Monday, November 12, 2007

Argentine Indian beatified by Catholic Church in Patagonia

Ceferino Namuncura became the first Argentine Indian to be beatified by the Roman Catholic Church on Sunday, in a ceremony before tens of thousands including Indians in bright ponchos and plumed headdresses.

Cardinal Tarcisio Bertone, the Vatican's secretary of state, led the beatification in the wind-swept Patagonian community of Chimpay, as traditional Catholic rites mixed with sporadic drumming, cow horns and chants in the Mapuche language.

Namuncura, who lived from 1886 to 1905 and is revered for his piety and humility, has a wide following among Argentina's poor.

Police estimated at least 80,000 people attended the beatification, which attracted Mapuche Indians from Argentina and from neighboring Chile.

"Let us learn from Ceferino to be good children of God and brothers to all," Bertone told the crowd spread out on a grassy field.
"Viva Ceferino!" church leaders shouted, raising a cheer among the crowd.

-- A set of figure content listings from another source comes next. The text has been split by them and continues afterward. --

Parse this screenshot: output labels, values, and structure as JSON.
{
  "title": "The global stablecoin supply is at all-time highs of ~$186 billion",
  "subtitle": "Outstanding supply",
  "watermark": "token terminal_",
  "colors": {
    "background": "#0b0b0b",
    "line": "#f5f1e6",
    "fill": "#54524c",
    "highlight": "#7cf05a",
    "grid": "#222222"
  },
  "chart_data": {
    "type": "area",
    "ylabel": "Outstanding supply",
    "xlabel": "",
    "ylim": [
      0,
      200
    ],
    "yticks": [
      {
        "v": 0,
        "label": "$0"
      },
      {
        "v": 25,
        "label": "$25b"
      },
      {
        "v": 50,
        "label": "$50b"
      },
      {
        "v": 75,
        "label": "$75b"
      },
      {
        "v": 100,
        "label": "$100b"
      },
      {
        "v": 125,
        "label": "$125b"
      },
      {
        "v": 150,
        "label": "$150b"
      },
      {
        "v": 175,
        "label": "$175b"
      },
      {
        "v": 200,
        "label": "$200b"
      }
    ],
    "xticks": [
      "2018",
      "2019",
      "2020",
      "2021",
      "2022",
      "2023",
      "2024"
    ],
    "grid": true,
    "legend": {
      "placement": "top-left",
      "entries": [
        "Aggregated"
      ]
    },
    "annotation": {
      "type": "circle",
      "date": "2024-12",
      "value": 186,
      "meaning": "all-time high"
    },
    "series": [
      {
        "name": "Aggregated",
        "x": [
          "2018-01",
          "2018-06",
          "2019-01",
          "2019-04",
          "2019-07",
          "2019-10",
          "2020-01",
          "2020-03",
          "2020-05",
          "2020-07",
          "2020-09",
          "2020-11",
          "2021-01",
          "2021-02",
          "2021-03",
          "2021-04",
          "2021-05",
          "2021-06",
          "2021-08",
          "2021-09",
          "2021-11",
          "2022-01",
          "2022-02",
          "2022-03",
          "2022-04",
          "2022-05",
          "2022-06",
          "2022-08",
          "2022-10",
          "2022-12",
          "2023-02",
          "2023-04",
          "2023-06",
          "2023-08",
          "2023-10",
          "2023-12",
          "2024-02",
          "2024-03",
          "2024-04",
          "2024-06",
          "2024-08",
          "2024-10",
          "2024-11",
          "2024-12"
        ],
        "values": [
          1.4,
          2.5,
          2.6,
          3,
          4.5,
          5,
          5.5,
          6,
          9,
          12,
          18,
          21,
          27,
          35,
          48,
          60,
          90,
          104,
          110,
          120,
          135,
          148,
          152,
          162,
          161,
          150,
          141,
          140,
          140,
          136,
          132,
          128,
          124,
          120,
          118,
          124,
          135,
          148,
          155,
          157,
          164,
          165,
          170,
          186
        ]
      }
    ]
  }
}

Church investigators have attributed a miracle to Namuncura based on an Argentine woman's claim that devotion to him healed her of uterine cancer in 2000.

On Sunday, she told journalists there was no medical explanation for her recovery.

"Doctors told me, 'this is impossible.'" said Valeria Herera, 24. "But they were never able to explain it to me scientifically speaking."

Namuncura, the son of a Mapuche Indian chief, studied at a Catholic school in Buenos Aires run by the Salesian order, began seminary training in Argentina and went to Rome for more studies before dying there at 18 of tuberculosis.

Some have criticized Namuncura's beatification, noting that his father resisted Argentine military campaigns blamed for eradicating indigenous peoples.

Namuncura "was handed over to be converted to Christianity," said Jorge Nahuel, a spokesman for one Mapuche group. He called the beatification a "real offense against the history of our people."

The ceremony was authorized in July by Pope Benedict XVI, who has made efforts to beatify subjects in their homelands instead of Rome. Beatification is sometimes the first step to sainthood.

The first Indian saint in the Americas, Juan Diego, was canonized by then-Pope John Paul II in Mexico City in 2002.